For the moment, the US appears to have a near monopoly on drone technology; only Britain and Israel have also used drones for strikes. But that is only temporary. What the United States does today will have repercussions for what other countries feel free to do tomorrow with the drones they will inevitably develop. Russia has already exploited the international mandate to fight terrorism by authorizing its military to target “international terrorists” in other countries, and expanding its definition of terrorists to include those who promote “terrorist ideas”—for example, by distributing information that might encourage terrorist activity. It may seem fanciful that Russia would have the nerve to use such an authority within the United States—though in the case of former KGB officer Alexander Litvinenko it appears to have had few qualms about taking extreme measures to kill a person who had sought refuge in the United Kingdom. But it is not at all fanciful that other nations may follow the US’s lead and seek to use drones against perceived “enemies” residing in less powerful countries.

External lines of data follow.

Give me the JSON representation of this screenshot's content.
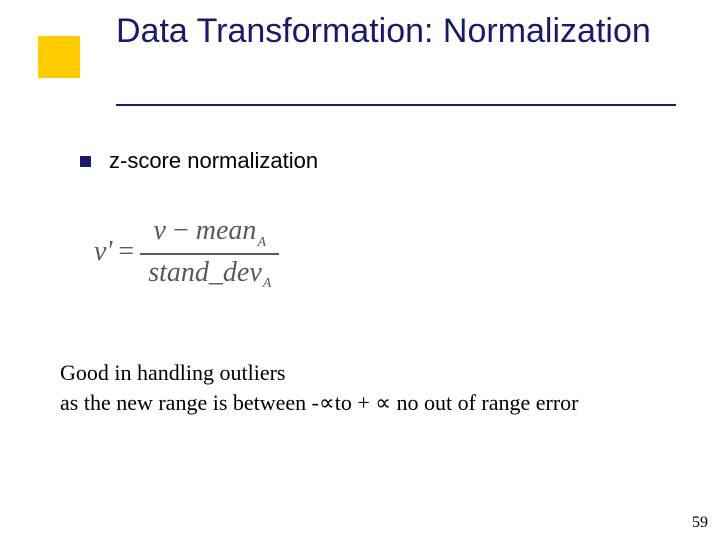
{
  "title": "Data Transformation: Normalization",
  "bullet": {
    "text": "z-score normalization"
  },
  "formula": {
    "lhs": "v'",
    "num_left": "v",
    "num_minus": "−",
    "num_right": "mean",
    "num_sub": "A",
    "den_left": "stand",
    "den_underscore": "_",
    "den_right": "dev",
    "den_sub": "A"
  },
  "body": "Good in handling outliers\nas the new range is between -∝to + ∝ no out of range error",
  "page_number": "59"
}
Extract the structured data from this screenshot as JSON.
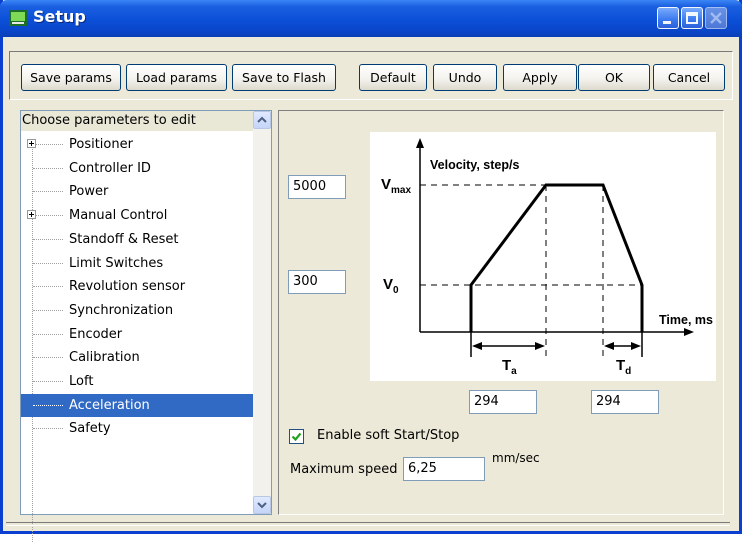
{
  "window": {
    "title": "Setup",
    "title_color": "#ffffff",
    "accent": "#0a45c8",
    "selection_color": "#316ac5"
  },
  "toolbar": {
    "save_params": "Save params",
    "load_params": "Load params",
    "save_to_flash": "Save to Flash",
    "default": "Default",
    "undo": "Undo",
    "apply": "Apply",
    "ok": "OK",
    "cancel": "Cancel"
  },
  "tree": {
    "header": "Choose parameters to edit",
    "items": [
      {
        "label": "Positioner",
        "expandable": true,
        "selected": false
      },
      {
        "label": "Controller ID",
        "expandable": false,
        "selected": false
      },
      {
        "label": "Power",
        "expandable": false,
        "selected": false
      },
      {
        "label": "Manual Control",
        "expandable": true,
        "selected": false
      },
      {
        "label": "Standoff & Reset",
        "expandable": false,
        "selected": false
      },
      {
        "label": "Limit Switches",
        "expandable": false,
        "selected": false
      },
      {
        "label": "Revolution sensor",
        "expandable": false,
        "selected": false
      },
      {
        "label": "Synchronization",
        "expandable": false,
        "selected": false
      },
      {
        "label": "Encoder",
        "expandable": false,
        "selected": false
      },
      {
        "label": "Calibration",
        "expandable": false,
        "selected": false
      },
      {
        "label": "Loft",
        "expandable": false,
        "selected": false
      },
      {
        "label": "Acceleration",
        "expandable": false,
        "selected": true
      },
      {
        "label": "Safety",
        "expandable": false,
        "selected": false
      }
    ]
  },
  "diagram": {
    "y_axis_label": "Velocity, step/s",
    "x_axis_label": "Time, ms",
    "vmax_label": "V",
    "vmax_sub": "max",
    "v0_label": "V",
    "v0_sub": "0",
    "ta_label": "T",
    "ta_sub": "a",
    "td_label": "T",
    "td_sub": "d"
  },
  "fields": {
    "vmax_value": "5000",
    "v0_value": "300",
    "ta_value": "294",
    "td_value": "294",
    "max_speed_value": "6,25"
  },
  "options": {
    "soft_start_label": "Enable soft Start/Stop",
    "soft_start_checked": true,
    "max_speed_label": "Maximum speed",
    "max_speed_unit": "mm/sec"
  },
  "icons": {
    "app": "app-icon",
    "minimize": "minimize-icon",
    "maximize": "maximize-icon",
    "close": "close-icon",
    "expand": "plus-box-icon",
    "scroll_up": "chevron-up-icon",
    "scroll_down": "chevron-down-icon",
    "check": "checkmark-icon"
  }
}
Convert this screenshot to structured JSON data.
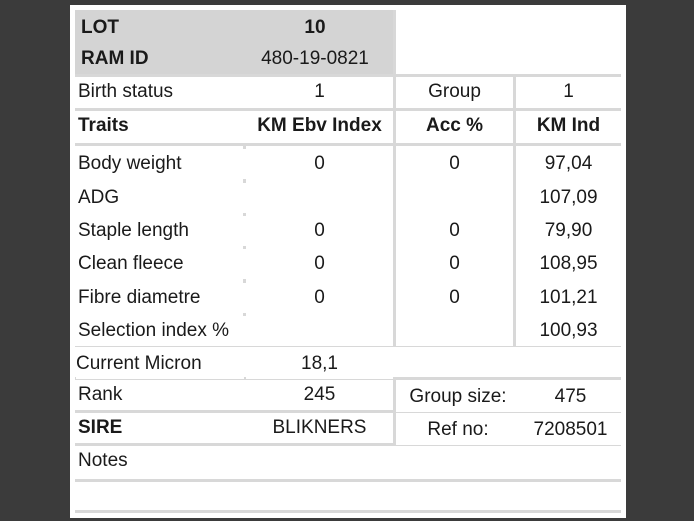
{
  "header": {
    "lot_label": "LOT",
    "lot_value": "10",
    "ram_id_label": "RAM ID",
    "ram_id_value": "480-19-0821"
  },
  "birth": {
    "label": "Birth status",
    "value": "1",
    "group_label": "Group",
    "group_value": "1"
  },
  "traits_table": {
    "columns": [
      "Traits",
      "KM Ebv Index",
      "Acc %",
      "KM Ind"
    ],
    "rows": [
      {
        "trait": "Body weight",
        "ebv": "0",
        "acc": "0",
        "ind": "97,04"
      },
      {
        "trait": "ADG",
        "ebv": "",
        "acc": "",
        "ind": "107,09"
      },
      {
        "trait": "Staple length",
        "ebv": "0",
        "acc": "0",
        "ind": "79,90"
      },
      {
        "trait": "Clean fleece",
        "ebv": "0",
        "acc": "0",
        "ind": "108,95"
      },
      {
        "trait": "Fibre diametre",
        "ebv": "0",
        "acc": "0",
        "ind": "101,21"
      },
      {
        "trait": "Selection index %",
        "ebv": "",
        "acc": "",
        "ind": "100,93"
      }
    ]
  },
  "micron": {
    "label": "Current Micron",
    "value": "18,1"
  },
  "rank": {
    "label": "Rank",
    "value": "245",
    "group_size_label": "Group size:",
    "group_size_value": "475"
  },
  "sire": {
    "label": "SIRE",
    "value": "BLIKNERS",
    "ref_label": "Ref no:",
    "ref_value": "7208501"
  },
  "notes": {
    "label": "Notes",
    "value": ""
  }
}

As American citizens we have a right to know when our own government believes it may execute us (and others) without a trial. In a democracy the state’s power to take the lives of its own citizens, and indeed of any human being, must be subject to democratic deliberation and debate. War of course necessarily involves killing, but it is essential that the state’s power to kill be clearly defined and stated in public—particularly when the definition of the enemy and the lines demarcating war and peace are as murky as they are in the current conflict.

Secret memos, with or without leaked accounts to The New York Times, are no substitute for legal or democratic process. As long as the Obama administration insists on the power to kill the people it was elected to represent—and to do so in secret, on the basis of secret legal memos—can we really claim that we live in a democracy ruled by law?